We can see that David Cameron, as well as other European leaders. are attempting to limit the EU’s influence and to restrict welfare benefits to their own core nationals, as part of the class struggle in the “parasitic state”. A strong EU State is a desire of the big transnational corporations. Such an EU regards the European working class as a threat to their welfare privileges. They do not want to share their welfare benefits with EU citizens from the “poorer” EU countries, and not at all with the refugee flows that EU economic and military policy generates. Capital cannot just ignore these popular demands, owing to the strength of parliamentary democracy. Cameron and his ilk represent the parasite-states that desperately seek to find a compromise that satisfies the people who make up the majority, but at the same time satisfy the neoliberal demands of transnational global capital.

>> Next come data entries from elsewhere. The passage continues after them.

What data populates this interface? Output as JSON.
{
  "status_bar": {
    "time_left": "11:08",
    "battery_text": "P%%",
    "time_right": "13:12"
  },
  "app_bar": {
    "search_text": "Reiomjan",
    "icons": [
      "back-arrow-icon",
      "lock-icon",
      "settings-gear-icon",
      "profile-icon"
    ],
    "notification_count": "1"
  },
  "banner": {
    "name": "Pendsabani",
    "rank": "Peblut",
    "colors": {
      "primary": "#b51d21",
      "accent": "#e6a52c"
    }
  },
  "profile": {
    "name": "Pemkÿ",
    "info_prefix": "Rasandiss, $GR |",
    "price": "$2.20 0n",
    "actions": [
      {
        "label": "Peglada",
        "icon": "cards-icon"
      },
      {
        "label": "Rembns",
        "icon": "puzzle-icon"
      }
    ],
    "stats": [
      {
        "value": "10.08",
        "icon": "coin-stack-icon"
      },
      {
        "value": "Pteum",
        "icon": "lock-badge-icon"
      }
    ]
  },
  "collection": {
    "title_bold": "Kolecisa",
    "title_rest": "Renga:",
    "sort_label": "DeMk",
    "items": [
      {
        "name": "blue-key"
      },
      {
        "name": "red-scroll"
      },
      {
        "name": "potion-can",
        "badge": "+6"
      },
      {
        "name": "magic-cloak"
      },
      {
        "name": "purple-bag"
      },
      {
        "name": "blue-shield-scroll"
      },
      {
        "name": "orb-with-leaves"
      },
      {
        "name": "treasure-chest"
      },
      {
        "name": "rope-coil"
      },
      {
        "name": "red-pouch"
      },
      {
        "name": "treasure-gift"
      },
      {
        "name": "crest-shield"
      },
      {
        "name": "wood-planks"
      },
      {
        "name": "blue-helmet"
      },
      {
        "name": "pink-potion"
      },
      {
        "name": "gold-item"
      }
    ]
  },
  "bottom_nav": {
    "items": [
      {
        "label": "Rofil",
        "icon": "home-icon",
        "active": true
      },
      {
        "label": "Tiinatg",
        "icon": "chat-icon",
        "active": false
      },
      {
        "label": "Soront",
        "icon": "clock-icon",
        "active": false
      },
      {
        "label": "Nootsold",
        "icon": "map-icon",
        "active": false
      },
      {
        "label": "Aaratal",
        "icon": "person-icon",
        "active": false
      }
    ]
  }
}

What no one thought was possible 10 years ago – the decline of the EU – is now highly possible. Right wing national populism might break transnational capital’s EU project. Is it a victory for the left? Not at all. The driving force in this process is right wing populist nationalism. This kind of Euro-skepticism is not resistance against capitalism, but a defense of national privileges in an unequal capitalist world. The European left must avoid being dragged into this process. Collaboration with the nationalist right wing on more social agendas is extremely dangerous. Because it is based on imperialism and not on international class solidarity, and because collaboration with the right on social matters will tend to legitimize the racism of the right wing.
If this trend continues, the outcome will be a Europe of “national socialist” right wing populist governments, which in an international class perspective will be extremely reactionary. It will not be a national socialism as in the thirties; it will likely be based on a form of parliamentary democratic government, although the state power will be far more repressive than today. However, in an international context such an EU will be as aggressive, imperialist and racist as the fascism of the thirties. Such popular based imperialism will strengthen the global contradictions between North and South, with consequent political and social conflicts. The solution to the current crisis of EU is not to choose between a neoliberal EU and populist right wing nation-states.
Capitalism is in a structural crisis of a deep character. The objective conditions for radical transformation of the system are present. The next decades will determine whether we will move towards a more just and democratic world or toward new forms of exploitation and a wave of national, religious and cultural strife. The good news is that action can determine the outcome. The task is to mobilize and organize the forces that will create change and develop strategies and tactics that can put us in the right direction. That is why it is so important that we lift our eyes and look at capitalism from the global perspective, and focus on international class solidarity instead of defending national privileges.